Now joined by new co-host Robin Roberts and weatherman Tony Perkins, Green said this advance in technology will expand the scope of the show.

"High definition brings you onto a location more than most television viewers are used to," Green said. "The scope of the 16:9 image is so much broader, it makes you feel as if you were in a movie theater right in your own living room. Even though most of our audience doesn't have HD sets yet, this may convince people who see us on a friend's set or in a store display to upgrade their own system to HDTV."

All of ABC's HDTV programming is broadcast in 720p high definition with most of that accompanied by 5.1 channel surround sound. ABC was the first major network to begin broadcasting in HD on Nov. 1, 1998 with the theatrical presentation of "The Wonderful World of Disney: 101 Dalmatians." The network also initiated live regularly scheduled HD sports broadcasts in primetime with the 1999-2000 season of "Monday Night Football."

In September 2001, ABC began broadcasting the majority of its primetime schedule in HD, including all of its scripted primetime comedy and drama series, as well as all theatrical movies. During the 2003-04 season, the network broadcast more than 800 hours of HD content, and presented 441 hours of high-definition programming during the first five months of this year.

A MAJOR MILESTONE

But a regularly scheduled daily news production is a major milestone for the network.

"We see this as a natural extension of our primetime HDTV programming," said Preston Davis, president of Broadcast Operations and Engineering for ABC, "The plan is to have all of the studio elements both inside and outside our Times Square location in high definition right from the start.
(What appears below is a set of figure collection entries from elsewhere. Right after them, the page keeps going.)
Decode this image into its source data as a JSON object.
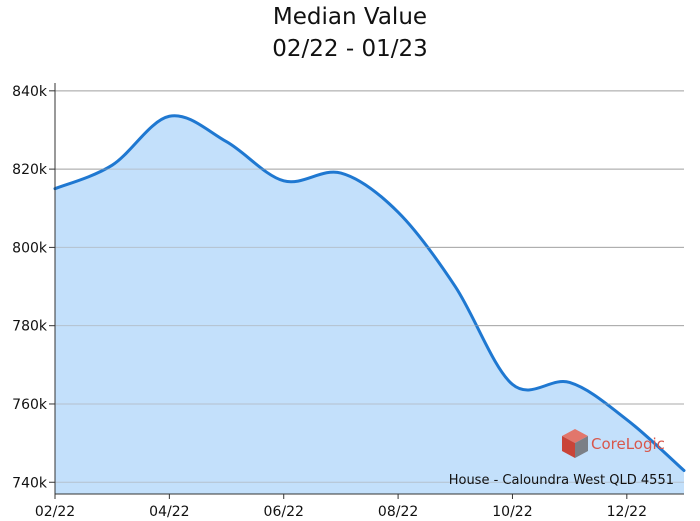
{
  "chart_data": {
    "type": "area",
    "title": "Median Value",
    "subtitle": "02/22 - 01/23",
    "xlabel": "",
    "ylabel": "",
    "x": [
      "02/22",
      "03/22",
      "04/22",
      "05/22",
      "06/22",
      "07/22",
      "08/22",
      "09/22",
      "10/22",
      "11/22",
      "12/22",
      "01/23"
    ],
    "x_tick_labels": [
      "02/22",
      "04/22",
      "06/22",
      "08/22",
      "10/22",
      "12/22"
    ],
    "series": [
      {
        "values": [
          815000,
          821000,
          833500,
          827000,
          817000,
          819000,
          809000,
          790000,
          765000,
          765500,
          756000,
          743000
        ]
      }
    ],
    "ylim": [
      737000,
      842000
    ],
    "y_ticks": [
      740000,
      760000,
      780000,
      800000,
      820000,
      840000
    ],
    "y_tick_labels": [
      "740k",
      "760k",
      "780k",
      "800k",
      "820k",
      "840k"
    ],
    "grid": true,
    "colors": {
      "line": "#1f78d1",
      "fill": "#c3e0fb",
      "grid": "#a9a9a9",
      "axis": "#333333"
    }
  },
  "footnote": "House - Caloundra West QLD 4551",
  "brand": {
    "name": "CoreLogic",
    "icon": "corelogic-cube-logo"
  }
}
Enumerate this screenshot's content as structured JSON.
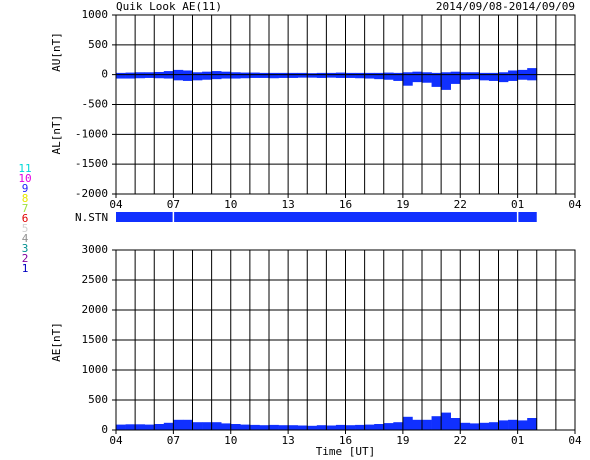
{
  "chart_data": [
    {
      "type": "bar",
      "title": "Quik Look AE(11)",
      "subtitle": "2014/09/08-2014/09/09",
      "ylabels": [
        "AU[nT]",
        "AL[nT]"
      ],
      "x": [
        0,
        0.5,
        1,
        1.5,
        2,
        2.5,
        3,
        3.5,
        4,
        4.5,
        5,
        5.5,
        6,
        6.5,
        7,
        7.5,
        8,
        8.5,
        9,
        9.5,
        10,
        10.5,
        11,
        11.5,
        12,
        12.5,
        13,
        13.5,
        14,
        14.5,
        15,
        15.5,
        16,
        16.5,
        17,
        17.5,
        18,
        18.5,
        19,
        19.5,
        20,
        20.5,
        21,
        21.5
      ],
      "series": [
        {
          "color": "#1030ff",
          "values": [
            30,
            35,
            40,
            40,
            45,
            60,
            80,
            70,
            40,
            50,
            60,
            50,
            40,
            35,
            35,
            30,
            30,
            30,
            30,
            30,
            25,
            30,
            30,
            35,
            30,
            30,
            30,
            30,
            35,
            30,
            40,
            50,
            40,
            30,
            40,
            50,
            40,
            40,
            30,
            30,
            40,
            70,
            80,
            110
          ]
        },
        {
          "color": "#1030ff",
          "values": [
            -60,
            -60,
            -55,
            -50,
            -55,
            -60,
            -90,
            -100,
            -90,
            -80,
            -70,
            -60,
            -60,
            -55,
            -50,
            -50,
            -55,
            -50,
            -50,
            -45,
            -45,
            -50,
            -45,
            -50,
            -50,
            -55,
            -60,
            -70,
            -80,
            -100,
            -180,
            -120,
            -130,
            -200,
            -250,
            -150,
            -80,
            -70,
            -90,
            -100,
            -120,
            -100,
            -80,
            -90
          ]
        }
      ],
      "xlim": [
        0,
        24
      ],
      "xticks": [
        {
          "value": 0,
          "label": "04"
        },
        {
          "value": 3,
          "label": "07"
        },
        {
          "value": 6,
          "label": "10"
        },
        {
          "value": 9,
          "label": "13"
        },
        {
          "value": 12,
          "label": "16"
        },
        {
          "value": 15,
          "label": "19"
        },
        {
          "value": 18,
          "label": "22"
        },
        {
          "value": 21,
          "label": "01"
        },
        {
          "value": 24,
          "label": "04"
        }
      ],
      "xgrid": [
        0,
        1,
        2,
        3,
        4,
        5,
        6,
        7,
        8,
        9,
        10,
        11,
        12,
        13,
        14,
        15,
        16,
        17,
        18,
        19,
        20,
        21,
        22,
        23,
        24
      ],
      "ylim": [
        -2000,
        1000
      ],
      "yticks": [
        -2000,
        -1500,
        -1000,
        -500,
        0,
        500,
        1000
      ]
    },
    {
      "type": "bar",
      "ylabel": "AE[nT]",
      "xlabel": "Time [UT]",
      "x": [
        0,
        0.5,
        1,
        1.5,
        2,
        2.5,
        3,
        3.5,
        4,
        4.5,
        5,
        5.5,
        6,
        6.5,
        7,
        7.5,
        8,
        8.5,
        9,
        9.5,
        10,
        10.5,
        11,
        11.5,
        12,
        12.5,
        13,
        13.5,
        14,
        14.5,
        15,
        15.5,
        16,
        16.5,
        17,
        17.5,
        18,
        18.5,
        19,
        19.5,
        20,
        20.5,
        21,
        21.5
      ],
      "series": [
        {
          "color": "#1030ff",
          "values": [
            90,
            95,
            95,
            90,
            100,
            120,
            170,
            170,
            130,
            130,
            130,
            110,
            100,
            90,
            85,
            80,
            85,
            80,
            80,
            75,
            70,
            80,
            75,
            85,
            80,
            85,
            90,
            100,
            115,
            130,
            220,
            170,
            170,
            230,
            290,
            200,
            120,
            110,
            120,
            130,
            160,
            170,
            160,
            200
          ]
        }
      ],
      "xlim": [
        0,
        24
      ],
      "xticks": [
        {
          "value": 0,
          "label": "04"
        },
        {
          "value": 3,
          "label": "07"
        },
        {
          "value": 6,
          "label": "10"
        },
        {
          "value": 9,
          "label": "13"
        },
        {
          "value": 12,
          "label": "16"
        },
        {
          "value": 15,
          "label": "19"
        },
        {
          "value": 18,
          "label": "22"
        },
        {
          "value": 21,
          "label": "01"
        },
        {
          "value": 24,
          "label": "04"
        }
      ],
      "xgrid": [
        0,
        1,
        2,
        3,
        4,
        5,
        6,
        7,
        8,
        9,
        10,
        11,
        12,
        13,
        14,
        15,
        16,
        17,
        18,
        19,
        20,
        21,
        22,
        23,
        24
      ],
      "ylim": [
        0,
        3000
      ],
      "yticks": [
        0,
        500,
        1000,
        1500,
        2000,
        2500,
        3000
      ]
    }
  ],
  "stations": {
    "label": "N.STN",
    "color": "#1030ff",
    "legend": [
      {
        "label": "11",
        "color": "#00d8d8"
      },
      {
        "label": "10",
        "color": "#e000e0"
      },
      {
        "label": "9",
        "color": "#2020ff"
      },
      {
        "label": "8",
        "color": "#e8e800"
      },
      {
        "label": "7",
        "color": "#a0e040"
      },
      {
        "label": "6",
        "color": "#e00000"
      },
      {
        "label": "5",
        "color": "#d0d0d0"
      },
      {
        "label": "4",
        "color": "#909090"
      },
      {
        "label": "3",
        "color": "#009090"
      },
      {
        "label": "2",
        "color": "#8000a0"
      },
      {
        "label": "1",
        "color": "#0000c0"
      }
    ]
  }
}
But because ABC News also acquires content from a broad range of suppliers, for the time being, much of their material will come to us in standard definition to be upconverted to HDTV as it is integrated into the program."
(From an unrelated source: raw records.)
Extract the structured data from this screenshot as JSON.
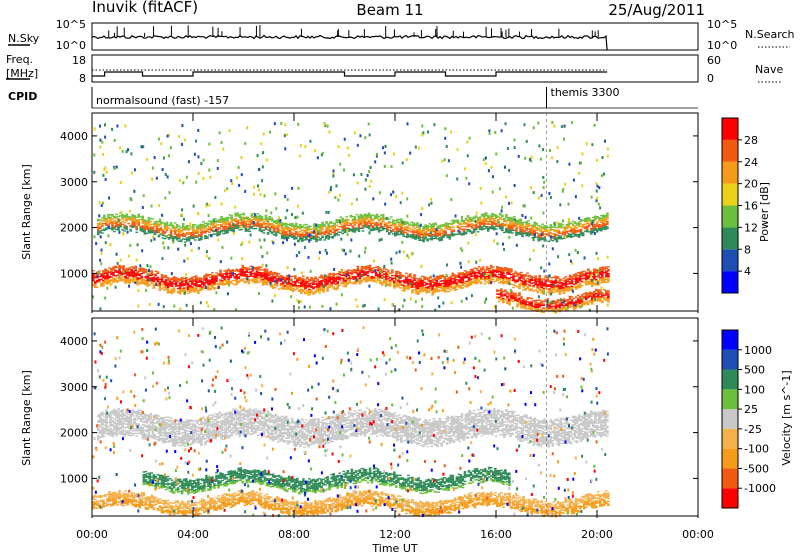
{
  "header": {
    "station": "Inuvik (fitACF)",
    "beam": "Beam 11",
    "date": "25/Aug/2011"
  },
  "noise_panel": {
    "left_label": "N.Sky",
    "right_label": "N.Search",
    "left_ticks": [
      "10^5",
      "10^0"
    ],
    "right_ticks": [
      "10^5",
      "10^0"
    ]
  },
  "freq_panel": {
    "left_label_1": "Freq.",
    "left_label_2": "[MHz]",
    "right_label": "Nave",
    "left_ticks": [
      "18",
      "8"
    ],
    "right_ticks": [
      "60",
      "0"
    ]
  },
  "cpid": {
    "label": "CPID",
    "entries": [
      {
        "name": "normalsound (fast) -157",
        "start_hour": 0
      },
      {
        "name": "themis 3300",
        "start_hour": 18
      }
    ]
  },
  "x_axis": {
    "label": "Time UT",
    "ticks": [
      "00:00",
      "04:00",
      "08:00",
      "12:00",
      "16:00",
      "20:00",
      "00:00"
    ]
  },
  "chart_data": [
    {
      "type": "heatmap",
      "name": "power",
      "ylabel": "Slant Range [km]",
      "yticks": [
        "1000",
        "2000",
        "3000",
        "4000"
      ],
      "ylim": [
        180,
        4500
      ],
      "xlim": [
        0,
        24
      ],
      "colorbar": {
        "label": "Power [dB]",
        "ticks": [
          "28",
          "24",
          "20",
          "16",
          "12",
          "8",
          "4"
        ],
        "colors": [
          "#0000ff",
          "#1e4db4",
          "#2e8b57",
          "#6bbf3a",
          "#e8d21a",
          "#f59b1a",
          "#f25a12",
          "#ff0000"
        ]
      },
      "features": [
        {
          "start": 0.0,
          "end": 20.4,
          "range_center": 850,
          "range_width": 350,
          "level": "strong"
        },
        {
          "start": 0.2,
          "end": 20.4,
          "range_center": 2000,
          "range_width": 350,
          "level": "medium"
        },
        {
          "start": 16.0,
          "end": 20.4,
          "range_center": 400,
          "range_width": 250,
          "level": "strong"
        }
      ]
    },
    {
      "type": "heatmap",
      "name": "velocity",
      "ylabel": "Slant Range [km]",
      "yticks": [
        "1000",
        "2000",
        "3000",
        "4000"
      ],
      "ylim": [
        180,
        4500
      ],
      "xlim": [
        0,
        24
      ],
      "colorbar": {
        "label": "Velocity [m s^-1]",
        "ticks": [
          "1000",
          "500",
          "100",
          "25",
          "-25",
          "-100",
          "-500",
          "-1000"
        ],
        "colors": [
          "#ff0000",
          "#f25a12",
          "#f59b1a",
          "#f5b04a",
          "#c8c8c8",
          "#6bbf3a",
          "#2e8b57",
          "#1e4db4",
          "#0000ff"
        ]
      },
      "features": [
        {
          "start": 0.2,
          "end": 20.4,
          "range_center": 2100,
          "range_width": 550,
          "level": "ground"
        },
        {
          "start": 2.0,
          "end": 16.5,
          "range_center": 950,
          "range_width": 300,
          "level": "positive"
        },
        {
          "start": 0.0,
          "end": 20.4,
          "range_center": 450,
          "range_width": 300,
          "level": "negative"
        }
      ]
    }
  ]
}
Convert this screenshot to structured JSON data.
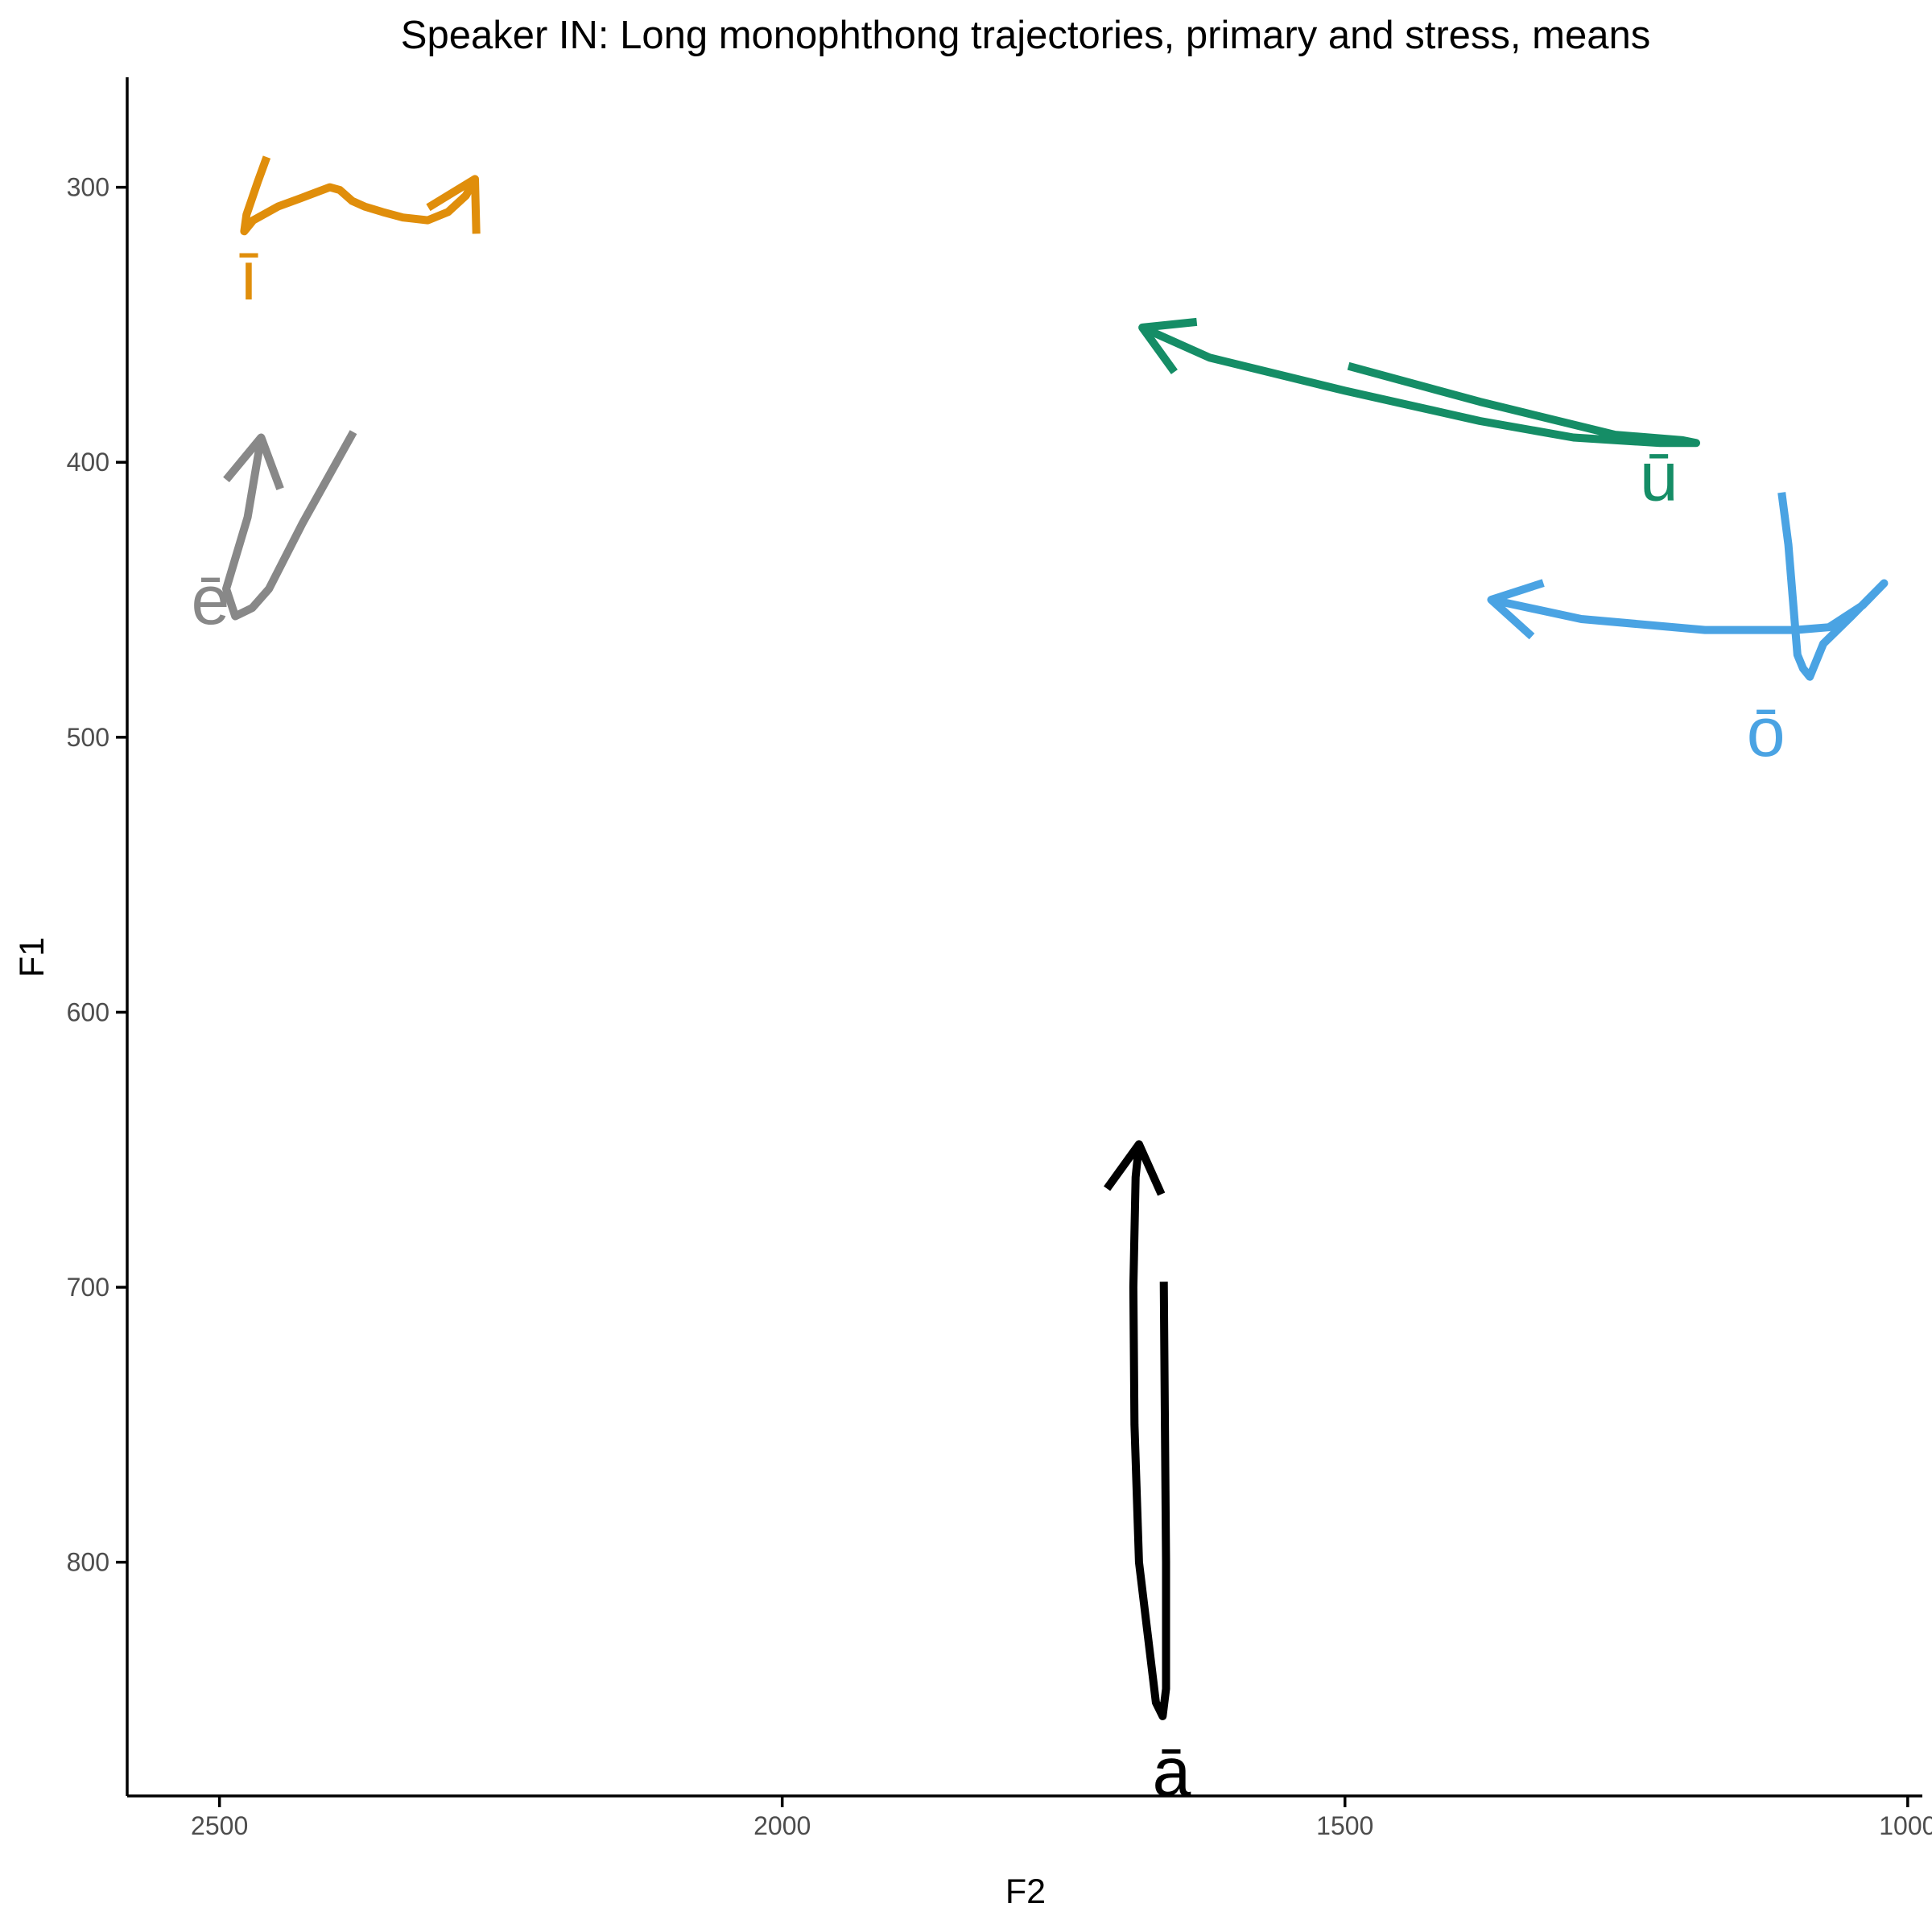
{
  "chart_data": {
    "type": "line",
    "title": "Speaker IN: Long monophthong trajectories, primary and stress, means",
    "xlabel": "F2",
    "ylabel": "F1",
    "xlim": [
      2582,
      987
    ],
    "ylim": [
      260,
      885
    ],
    "x_reversed": true,
    "y_reversed": true,
    "x_ticks": [
      2500,
      2000,
      1500,
      1000
    ],
    "y_ticks": [
      300,
      400,
      500,
      600,
      700,
      800
    ],
    "grid": false,
    "legend": "none",
    "series": [
      {
        "name": "ī",
        "color": "#E08E0B",
        "f2": [
          2458,
          2466,
          2476,
          2478,
          2470,
          2448,
          2428,
          2402,
          2393,
          2382,
          2371,
          2355,
          2337,
          2315,
          2297,
          2281,
          2273
        ],
        "f1": [
          289,
          298,
          310,
          316,
          312,
          307,
          304,
          300,
          301,
          305,
          307,
          309,
          311,
          312,
          309,
          303,
          297
        ],
        "label_pos": [
          2474,
          332
        ]
      },
      {
        "name": "ē",
        "color": "#888888",
        "f2": [
          2381,
          2426,
          2456,
          2471,
          2486,
          2494,
          2475,
          2463
        ],
        "f1": [
          389,
          422,
          446,
          453,
          456,
          446,
          420,
          391
        ],
        "label_pos": [
          2508,
          450
        ]
      },
      {
        "name": "ā",
        "color": "#000000",
        "f2": [
          1661,
          1660,
          1659,
          1659,
          1662,
          1668,
          1683,
          1687,
          1688,
          1686,
          1683
        ],
        "f1": [
          698,
          750,
          800,
          846,
          856,
          851,
          800,
          750,
          700,
          660,
          648
        ],
        "label_pos": [
          1654,
          876
        ]
      },
      {
        "name": "ū",
        "color": "#158D66",
        "f2": [
          1497,
          1380,
          1260,
          1200,
          1188,
          1220,
          1297,
          1380,
          1500,
          1620,
          1680
        ],
        "f1": [
          365,
          378,
          390,
          392,
          393,
          393,
          391,
          385,
          374,
          362,
          351
        ],
        "label_pos": [
          1221,
          405
        ]
      },
      {
        "name": "ō",
        "color": "#4AA3E3",
        "f2": [
          1112,
          1106,
          1102,
          1098,
          1093,
          1087,
          1075,
          1050,
          1021,
          1040,
          1070,
          1100,
          1180,
          1290,
          1370
        ],
        "f1": [
          411,
          430,
          450,
          470,
          475,
          478,
          466,
          456,
          444,
          452,
          460,
          461,
          461,
          457,
          450
        ],
        "label_pos": [
          1126,
          498
        ]
      }
    ]
  }
}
This may change as Davis predicts the new HDV recording format will play an increasingly larger role in GMA's remote productions. "We gather a fair amount of material today using small format DV cameras such as the PD-150 from Sony," he said, "so you will see a gradual replacement of those DV cameras into 720p HDV because we think it is a very suitable format for this early transition into high-definition television news."

The step up to HD will involve quite a bit of infrastructure change in ABC's primary complex at 47 W. 66th St., including the installation of a new Sony MVS-8000A high-definition switcher, a Sony HDS-X5800 router and nine Sony HDC-1500S studio cameras along with some handheld models to cover the crowds outside the Times Square studios.

During the technical changeover of its master control capabilities to HD, "Good Morning America" will bring in a 53-foot AMV Crossroads double expando mobile production truck to continue its standard-definition broadcasts.

"We have customized our remote truck to match ABC's studio requirements," said Eric Duke, president of New York-based All Mobile Video. "This includes a Sony MVS-8000 switcher so they can get familiar with the system they will ultimately use on a daily basis, and augmenting our existing Ikegami camera control units with the addition of Sony CCUs, so their camera crews can ease the transition to the equipment they will ultimately be using."

Initially the studio segments shot on the GMA set will have stereo audio, but the Friday Concert Series music segments will be produced in 5.1 surround.

"I think HDTV is a format that lends itself to stories that have a lot of visuals," producer Green said, "and while I think the editorial goals of the show will remain the same, this new technology will let our viewers get more of a feel of actually being on location. I think it is just going to make the competitive race for telling visual stories more intense and will encourage our directors to take our cameras outside more often to appreciate the depth and beauty of Times Square."

The hosts, by the way, have been some of the biggest supporters of moving into HDTV. "Our anchors are unusually hip," Green said, "and in fact it was Diane Sawyer who had a Blackberry before any of the producers did."

The exact premiere date of "Good Morning America" in HD has not yet been announced.